Sunday, at 1 pm, the game was postponed for an indefinite period. Rivers President Rodolfo D’Onofrio stressed that the match will definitely take place in his own stadium and with an audience. Boca’s president, Daniel Angelici—a friend of Macri and Mayor Larreta—demanded a thorough investigation of the incident and later requested that the match and the Copa should be scored for Boca at the green table. The South American football association “Commebol” has now moved the match to December 8 or 9, to take place abroad, in another country.
The Senator for Justice and Security of Buenos Aires, Martín Ocampo, was forced to resign because of the incidents—just a few days before the G20. In any case, he was only in the second row of summit security; Patricia Bullrich holds the scepter. She explained dryly that everything will go better than it would have if the match were still scheduled to take place during the summit.
In the subsequent discussions, there were many rumors about how the chaos at the football match could happen.

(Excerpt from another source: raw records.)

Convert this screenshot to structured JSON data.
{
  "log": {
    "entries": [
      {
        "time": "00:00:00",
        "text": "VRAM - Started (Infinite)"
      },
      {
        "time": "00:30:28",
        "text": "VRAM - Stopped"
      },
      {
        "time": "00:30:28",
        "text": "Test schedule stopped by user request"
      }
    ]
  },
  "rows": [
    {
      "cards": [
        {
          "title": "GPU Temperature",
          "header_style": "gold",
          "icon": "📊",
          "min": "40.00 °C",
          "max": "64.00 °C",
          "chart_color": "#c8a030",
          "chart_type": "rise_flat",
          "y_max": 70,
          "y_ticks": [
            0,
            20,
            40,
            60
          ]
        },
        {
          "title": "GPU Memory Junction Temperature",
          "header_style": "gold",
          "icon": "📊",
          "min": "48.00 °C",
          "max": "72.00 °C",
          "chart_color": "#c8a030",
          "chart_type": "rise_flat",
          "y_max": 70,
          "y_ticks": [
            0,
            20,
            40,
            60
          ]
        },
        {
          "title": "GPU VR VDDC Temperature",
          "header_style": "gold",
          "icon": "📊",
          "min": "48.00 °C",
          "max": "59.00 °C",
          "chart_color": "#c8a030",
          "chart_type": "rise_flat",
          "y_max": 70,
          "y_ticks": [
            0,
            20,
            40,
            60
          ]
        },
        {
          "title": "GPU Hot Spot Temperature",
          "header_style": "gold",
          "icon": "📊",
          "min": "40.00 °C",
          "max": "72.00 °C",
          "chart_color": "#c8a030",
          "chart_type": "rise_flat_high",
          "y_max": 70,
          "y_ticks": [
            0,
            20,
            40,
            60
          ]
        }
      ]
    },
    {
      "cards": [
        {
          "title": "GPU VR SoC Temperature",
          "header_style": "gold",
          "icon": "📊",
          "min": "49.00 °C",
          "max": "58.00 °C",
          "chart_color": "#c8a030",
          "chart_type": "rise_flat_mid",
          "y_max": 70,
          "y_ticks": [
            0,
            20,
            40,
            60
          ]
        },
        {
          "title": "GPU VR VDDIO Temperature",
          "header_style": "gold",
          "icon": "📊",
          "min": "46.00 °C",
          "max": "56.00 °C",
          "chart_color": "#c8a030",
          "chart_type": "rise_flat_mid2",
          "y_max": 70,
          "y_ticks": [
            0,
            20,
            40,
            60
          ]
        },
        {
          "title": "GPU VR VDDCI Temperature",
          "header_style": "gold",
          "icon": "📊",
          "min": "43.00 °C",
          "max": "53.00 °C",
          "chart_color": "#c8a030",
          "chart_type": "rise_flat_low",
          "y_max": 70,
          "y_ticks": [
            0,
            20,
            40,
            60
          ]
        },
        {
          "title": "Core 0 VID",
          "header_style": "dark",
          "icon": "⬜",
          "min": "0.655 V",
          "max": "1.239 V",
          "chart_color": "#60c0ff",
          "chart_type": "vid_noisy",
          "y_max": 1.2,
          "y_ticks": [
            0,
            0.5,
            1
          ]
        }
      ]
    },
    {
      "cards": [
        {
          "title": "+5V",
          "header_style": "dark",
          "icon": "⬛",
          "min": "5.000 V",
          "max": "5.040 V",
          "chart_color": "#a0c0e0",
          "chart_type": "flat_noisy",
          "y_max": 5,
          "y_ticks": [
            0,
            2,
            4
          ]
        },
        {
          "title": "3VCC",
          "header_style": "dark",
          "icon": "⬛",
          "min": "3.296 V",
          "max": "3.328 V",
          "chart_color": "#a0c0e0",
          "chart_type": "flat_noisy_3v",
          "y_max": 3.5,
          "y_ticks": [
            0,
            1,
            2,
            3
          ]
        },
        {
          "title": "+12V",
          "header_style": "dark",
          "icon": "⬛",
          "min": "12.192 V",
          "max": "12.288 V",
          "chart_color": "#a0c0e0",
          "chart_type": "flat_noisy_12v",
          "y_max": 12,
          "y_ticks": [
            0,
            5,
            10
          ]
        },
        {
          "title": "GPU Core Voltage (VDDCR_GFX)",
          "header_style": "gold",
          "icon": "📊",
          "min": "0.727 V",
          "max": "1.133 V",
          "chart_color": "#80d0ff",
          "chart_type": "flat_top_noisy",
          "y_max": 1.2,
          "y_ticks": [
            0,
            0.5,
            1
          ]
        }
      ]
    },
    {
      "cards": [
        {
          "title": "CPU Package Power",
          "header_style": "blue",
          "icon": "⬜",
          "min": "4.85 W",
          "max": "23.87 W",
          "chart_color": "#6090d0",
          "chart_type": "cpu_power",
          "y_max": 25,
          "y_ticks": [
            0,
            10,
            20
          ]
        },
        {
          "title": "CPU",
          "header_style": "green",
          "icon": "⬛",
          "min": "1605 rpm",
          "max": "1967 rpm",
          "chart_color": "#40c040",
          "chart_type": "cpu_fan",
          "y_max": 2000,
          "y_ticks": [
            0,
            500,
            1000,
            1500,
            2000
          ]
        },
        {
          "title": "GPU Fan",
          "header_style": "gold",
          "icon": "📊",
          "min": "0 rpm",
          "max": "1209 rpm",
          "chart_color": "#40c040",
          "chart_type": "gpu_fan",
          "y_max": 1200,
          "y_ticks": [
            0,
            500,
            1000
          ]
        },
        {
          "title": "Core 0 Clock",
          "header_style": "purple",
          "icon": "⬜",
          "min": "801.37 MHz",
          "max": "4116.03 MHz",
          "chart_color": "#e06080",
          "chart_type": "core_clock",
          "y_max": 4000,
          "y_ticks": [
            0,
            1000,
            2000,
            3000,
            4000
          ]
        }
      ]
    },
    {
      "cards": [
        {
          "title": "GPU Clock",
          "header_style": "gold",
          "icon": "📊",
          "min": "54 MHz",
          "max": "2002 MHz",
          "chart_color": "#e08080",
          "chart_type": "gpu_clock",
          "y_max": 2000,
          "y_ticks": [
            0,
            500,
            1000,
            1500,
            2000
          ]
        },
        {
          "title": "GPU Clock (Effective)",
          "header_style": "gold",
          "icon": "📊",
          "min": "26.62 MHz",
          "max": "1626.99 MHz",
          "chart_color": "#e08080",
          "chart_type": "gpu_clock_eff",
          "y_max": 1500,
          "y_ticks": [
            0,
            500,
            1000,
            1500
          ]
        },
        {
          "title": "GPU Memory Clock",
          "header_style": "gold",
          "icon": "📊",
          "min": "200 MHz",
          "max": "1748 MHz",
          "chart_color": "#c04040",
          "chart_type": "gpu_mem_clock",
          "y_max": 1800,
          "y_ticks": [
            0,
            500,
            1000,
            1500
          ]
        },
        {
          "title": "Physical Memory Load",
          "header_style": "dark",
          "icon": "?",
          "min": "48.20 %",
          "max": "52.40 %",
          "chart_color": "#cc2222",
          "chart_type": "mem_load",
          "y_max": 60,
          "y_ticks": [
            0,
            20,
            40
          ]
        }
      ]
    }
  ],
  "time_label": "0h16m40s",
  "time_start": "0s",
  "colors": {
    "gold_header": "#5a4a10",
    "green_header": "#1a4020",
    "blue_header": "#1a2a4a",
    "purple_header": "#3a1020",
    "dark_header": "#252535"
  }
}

But first and foremost, the domestic and foreign media have raised the concern: “If they can’t even manage a football match, what will happen at the G20?” One can vividly imagine, for example, that the US security sector has lost trust in the transfer convoys organized by the Argentine police—if that trust ever existed at all. The Argentine security forces are now under enormous additional pressure not to allow anything comparable during the summit. In this respect, the riots at the Clásico will presumably serve as a “green card” for violent aggression involving a total of 27,000 security forces.
The Barra Brava boss Caverna, on the other hand, is still at large, making public statements in audio messages via WhatsApp.